後 過去にTーBOLANに入っていました。

NSP 天野滋が逝去してもFC続行中とは恐るべし中年 否 熟年ファン。
ファンクラブの集いは おばさん達が中心でした(爆)
大石吾朗も参加して楽しい時間を過ごしました。(^o^)

投稿: 姫 | 2006.12.12 23:12

姫さん、お元気なようで何よりです。
音信不通でどうしているのかと思ったら、東京でしたか。(笑)
たまには東京もいいかもね。

NSPはよく解らないけど、姫さんをそこまで夢中にさせるのだから相当なものだね。あ、大石吾朗は知ってますよ、ええ。
ただ、相手が熟年おばさん達じゃかなり手強いというか覚悟が必要だ。
おばちゃんはもう怖いもの知らずだから。
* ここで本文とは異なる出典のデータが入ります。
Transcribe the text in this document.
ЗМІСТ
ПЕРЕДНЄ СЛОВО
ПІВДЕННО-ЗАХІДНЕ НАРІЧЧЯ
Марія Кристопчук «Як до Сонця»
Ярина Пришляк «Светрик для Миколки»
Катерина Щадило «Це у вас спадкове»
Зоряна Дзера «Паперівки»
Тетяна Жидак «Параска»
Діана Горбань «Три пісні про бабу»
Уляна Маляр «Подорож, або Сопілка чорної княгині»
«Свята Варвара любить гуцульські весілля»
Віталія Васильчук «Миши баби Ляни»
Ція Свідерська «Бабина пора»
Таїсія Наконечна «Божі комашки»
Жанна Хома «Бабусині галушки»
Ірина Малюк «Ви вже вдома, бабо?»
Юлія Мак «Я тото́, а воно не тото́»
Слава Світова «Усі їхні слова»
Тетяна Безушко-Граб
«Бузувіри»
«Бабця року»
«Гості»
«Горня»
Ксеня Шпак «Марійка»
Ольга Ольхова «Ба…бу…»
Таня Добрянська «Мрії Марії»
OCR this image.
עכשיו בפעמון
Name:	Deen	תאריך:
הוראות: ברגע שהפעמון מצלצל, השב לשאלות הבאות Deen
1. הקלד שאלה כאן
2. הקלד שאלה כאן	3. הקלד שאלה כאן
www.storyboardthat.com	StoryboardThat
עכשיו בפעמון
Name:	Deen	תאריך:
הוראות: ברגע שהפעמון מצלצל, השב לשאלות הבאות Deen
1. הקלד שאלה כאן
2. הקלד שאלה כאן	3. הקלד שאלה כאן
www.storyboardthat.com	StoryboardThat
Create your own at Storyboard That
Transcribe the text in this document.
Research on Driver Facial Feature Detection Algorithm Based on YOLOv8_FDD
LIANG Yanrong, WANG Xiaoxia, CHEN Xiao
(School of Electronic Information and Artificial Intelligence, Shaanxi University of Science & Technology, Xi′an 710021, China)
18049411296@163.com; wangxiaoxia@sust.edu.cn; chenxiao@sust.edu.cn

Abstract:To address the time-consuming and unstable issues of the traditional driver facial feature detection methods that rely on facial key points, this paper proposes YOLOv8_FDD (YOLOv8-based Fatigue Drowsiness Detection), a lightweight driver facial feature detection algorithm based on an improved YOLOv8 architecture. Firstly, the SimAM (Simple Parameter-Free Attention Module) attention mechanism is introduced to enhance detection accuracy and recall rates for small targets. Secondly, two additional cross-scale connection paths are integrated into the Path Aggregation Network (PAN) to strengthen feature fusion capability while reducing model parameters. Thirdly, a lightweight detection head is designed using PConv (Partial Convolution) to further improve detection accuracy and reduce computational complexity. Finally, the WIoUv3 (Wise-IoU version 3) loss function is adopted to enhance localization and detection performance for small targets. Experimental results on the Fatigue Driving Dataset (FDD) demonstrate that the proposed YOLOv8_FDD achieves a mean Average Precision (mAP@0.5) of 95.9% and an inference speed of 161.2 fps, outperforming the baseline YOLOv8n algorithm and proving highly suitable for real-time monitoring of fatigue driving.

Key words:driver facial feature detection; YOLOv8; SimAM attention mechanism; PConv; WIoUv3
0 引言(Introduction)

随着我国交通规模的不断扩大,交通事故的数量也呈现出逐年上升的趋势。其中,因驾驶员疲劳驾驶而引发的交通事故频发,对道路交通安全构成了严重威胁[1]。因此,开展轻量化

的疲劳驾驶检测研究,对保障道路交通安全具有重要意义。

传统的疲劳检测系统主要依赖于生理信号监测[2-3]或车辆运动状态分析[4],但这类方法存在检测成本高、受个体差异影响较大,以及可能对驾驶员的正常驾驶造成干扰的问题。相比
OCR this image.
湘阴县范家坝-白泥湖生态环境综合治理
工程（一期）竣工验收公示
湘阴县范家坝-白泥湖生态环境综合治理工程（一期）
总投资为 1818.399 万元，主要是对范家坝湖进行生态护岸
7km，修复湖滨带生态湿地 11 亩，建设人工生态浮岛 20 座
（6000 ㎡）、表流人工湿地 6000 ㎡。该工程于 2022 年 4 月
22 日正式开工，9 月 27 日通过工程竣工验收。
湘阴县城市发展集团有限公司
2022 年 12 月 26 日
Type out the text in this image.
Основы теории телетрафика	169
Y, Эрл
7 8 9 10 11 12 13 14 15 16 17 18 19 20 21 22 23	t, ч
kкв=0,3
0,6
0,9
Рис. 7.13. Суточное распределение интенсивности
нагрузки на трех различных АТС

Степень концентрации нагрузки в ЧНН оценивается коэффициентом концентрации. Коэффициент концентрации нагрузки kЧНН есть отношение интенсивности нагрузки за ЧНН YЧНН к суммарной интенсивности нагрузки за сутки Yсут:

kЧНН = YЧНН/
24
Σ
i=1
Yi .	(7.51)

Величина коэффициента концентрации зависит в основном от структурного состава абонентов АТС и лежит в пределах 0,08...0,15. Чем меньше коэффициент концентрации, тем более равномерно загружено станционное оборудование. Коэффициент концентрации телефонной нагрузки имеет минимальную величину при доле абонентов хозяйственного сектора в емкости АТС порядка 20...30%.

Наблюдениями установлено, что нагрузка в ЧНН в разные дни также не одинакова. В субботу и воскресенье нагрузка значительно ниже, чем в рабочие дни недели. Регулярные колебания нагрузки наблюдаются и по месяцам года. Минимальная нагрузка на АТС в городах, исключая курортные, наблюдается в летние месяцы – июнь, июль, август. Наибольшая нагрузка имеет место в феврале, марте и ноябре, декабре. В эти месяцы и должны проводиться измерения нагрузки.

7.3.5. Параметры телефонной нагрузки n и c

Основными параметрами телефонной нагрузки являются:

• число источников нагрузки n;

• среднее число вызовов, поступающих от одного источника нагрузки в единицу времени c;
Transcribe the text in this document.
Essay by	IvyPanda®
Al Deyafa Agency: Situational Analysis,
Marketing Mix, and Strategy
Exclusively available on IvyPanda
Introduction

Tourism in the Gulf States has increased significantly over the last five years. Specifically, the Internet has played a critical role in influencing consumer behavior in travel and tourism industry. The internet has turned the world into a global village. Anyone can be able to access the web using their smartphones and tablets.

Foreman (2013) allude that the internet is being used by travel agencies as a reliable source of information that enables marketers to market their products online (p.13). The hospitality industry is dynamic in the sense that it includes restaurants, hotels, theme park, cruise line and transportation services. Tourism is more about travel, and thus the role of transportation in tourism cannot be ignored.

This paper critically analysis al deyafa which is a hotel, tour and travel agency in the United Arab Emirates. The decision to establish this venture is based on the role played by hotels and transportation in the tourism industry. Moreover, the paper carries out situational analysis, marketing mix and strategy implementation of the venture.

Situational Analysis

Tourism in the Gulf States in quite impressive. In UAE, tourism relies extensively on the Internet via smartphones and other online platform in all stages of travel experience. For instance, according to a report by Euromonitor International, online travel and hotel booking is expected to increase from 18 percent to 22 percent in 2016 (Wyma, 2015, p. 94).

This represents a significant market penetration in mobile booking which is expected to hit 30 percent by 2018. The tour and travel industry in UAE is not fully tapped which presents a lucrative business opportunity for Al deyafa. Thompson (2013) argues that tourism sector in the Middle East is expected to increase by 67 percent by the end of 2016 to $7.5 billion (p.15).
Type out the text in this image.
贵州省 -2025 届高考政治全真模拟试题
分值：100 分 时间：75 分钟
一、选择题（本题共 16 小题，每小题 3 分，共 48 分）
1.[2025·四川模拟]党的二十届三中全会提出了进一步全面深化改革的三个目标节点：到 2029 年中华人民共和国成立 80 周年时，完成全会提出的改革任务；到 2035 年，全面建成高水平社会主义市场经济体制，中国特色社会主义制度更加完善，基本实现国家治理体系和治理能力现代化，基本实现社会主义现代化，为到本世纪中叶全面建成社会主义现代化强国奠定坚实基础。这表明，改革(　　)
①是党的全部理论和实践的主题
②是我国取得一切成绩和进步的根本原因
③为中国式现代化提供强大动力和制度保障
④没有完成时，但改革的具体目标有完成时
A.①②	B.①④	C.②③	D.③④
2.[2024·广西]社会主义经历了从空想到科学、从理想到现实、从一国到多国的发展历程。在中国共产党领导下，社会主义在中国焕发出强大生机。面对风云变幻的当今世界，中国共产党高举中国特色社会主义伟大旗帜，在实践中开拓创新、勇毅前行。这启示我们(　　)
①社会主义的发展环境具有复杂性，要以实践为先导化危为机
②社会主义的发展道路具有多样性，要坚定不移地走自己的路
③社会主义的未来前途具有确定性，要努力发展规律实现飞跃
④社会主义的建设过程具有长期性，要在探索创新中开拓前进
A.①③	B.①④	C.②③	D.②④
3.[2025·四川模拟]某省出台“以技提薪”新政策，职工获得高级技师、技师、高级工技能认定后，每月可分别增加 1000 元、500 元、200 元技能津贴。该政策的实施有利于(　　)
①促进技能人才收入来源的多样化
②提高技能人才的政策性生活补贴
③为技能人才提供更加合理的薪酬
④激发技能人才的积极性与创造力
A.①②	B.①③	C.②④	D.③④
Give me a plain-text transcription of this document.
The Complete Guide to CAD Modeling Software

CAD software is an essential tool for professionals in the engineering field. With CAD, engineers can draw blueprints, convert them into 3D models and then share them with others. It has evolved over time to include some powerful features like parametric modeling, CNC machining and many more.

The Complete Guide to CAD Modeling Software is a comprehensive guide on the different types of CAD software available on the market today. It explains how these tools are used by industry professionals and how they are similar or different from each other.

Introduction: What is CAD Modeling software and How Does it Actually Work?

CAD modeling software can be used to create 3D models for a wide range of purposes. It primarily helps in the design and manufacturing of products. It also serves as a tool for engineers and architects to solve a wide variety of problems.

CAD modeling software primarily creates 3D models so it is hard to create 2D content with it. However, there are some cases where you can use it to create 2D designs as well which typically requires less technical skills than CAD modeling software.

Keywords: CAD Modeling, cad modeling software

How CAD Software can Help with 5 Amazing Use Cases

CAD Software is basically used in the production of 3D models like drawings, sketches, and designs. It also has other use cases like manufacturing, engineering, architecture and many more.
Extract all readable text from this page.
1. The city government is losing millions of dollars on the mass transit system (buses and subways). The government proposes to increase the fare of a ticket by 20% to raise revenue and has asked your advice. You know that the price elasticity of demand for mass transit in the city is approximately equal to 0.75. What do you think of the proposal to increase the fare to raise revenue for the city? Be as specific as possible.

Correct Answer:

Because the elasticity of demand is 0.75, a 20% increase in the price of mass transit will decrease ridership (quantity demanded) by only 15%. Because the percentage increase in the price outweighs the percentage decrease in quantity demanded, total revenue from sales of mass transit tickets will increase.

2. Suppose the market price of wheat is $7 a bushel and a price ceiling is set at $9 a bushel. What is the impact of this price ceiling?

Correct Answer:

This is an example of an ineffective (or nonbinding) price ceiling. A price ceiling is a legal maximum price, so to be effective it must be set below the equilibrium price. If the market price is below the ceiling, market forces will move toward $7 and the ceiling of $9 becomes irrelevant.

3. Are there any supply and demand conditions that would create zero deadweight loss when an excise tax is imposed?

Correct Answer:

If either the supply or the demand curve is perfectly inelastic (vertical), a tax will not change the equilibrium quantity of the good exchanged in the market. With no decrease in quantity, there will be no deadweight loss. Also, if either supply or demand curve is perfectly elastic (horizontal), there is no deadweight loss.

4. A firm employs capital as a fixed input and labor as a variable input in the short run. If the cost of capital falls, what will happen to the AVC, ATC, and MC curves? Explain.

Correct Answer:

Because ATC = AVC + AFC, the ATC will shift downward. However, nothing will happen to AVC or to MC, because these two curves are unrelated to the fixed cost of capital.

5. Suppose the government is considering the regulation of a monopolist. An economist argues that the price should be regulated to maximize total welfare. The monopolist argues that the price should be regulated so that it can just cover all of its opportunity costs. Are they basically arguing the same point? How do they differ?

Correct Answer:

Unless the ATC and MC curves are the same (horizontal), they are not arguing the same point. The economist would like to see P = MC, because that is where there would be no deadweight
ケリなんか入れられなかった?(笑)

冬は鍋、これが一番だ。後かたづけも簡単だし、もうこの時期を首を長くして待っていました。(笑)
牡蠣鍋は牡蠣があればあとはなんでもいいですからね。
白菜に豆腐、これだけで充分だ。
そして残った汁にめんつゆなんかを加え、そこに御飯を入れて、さらに卵でとじる。立派な雑炊のできあがりです。
是非お試し下さい。
まあ、大して自慢できるものではないけど。(笑)
寒くなりました、お風邪など召さぬよう。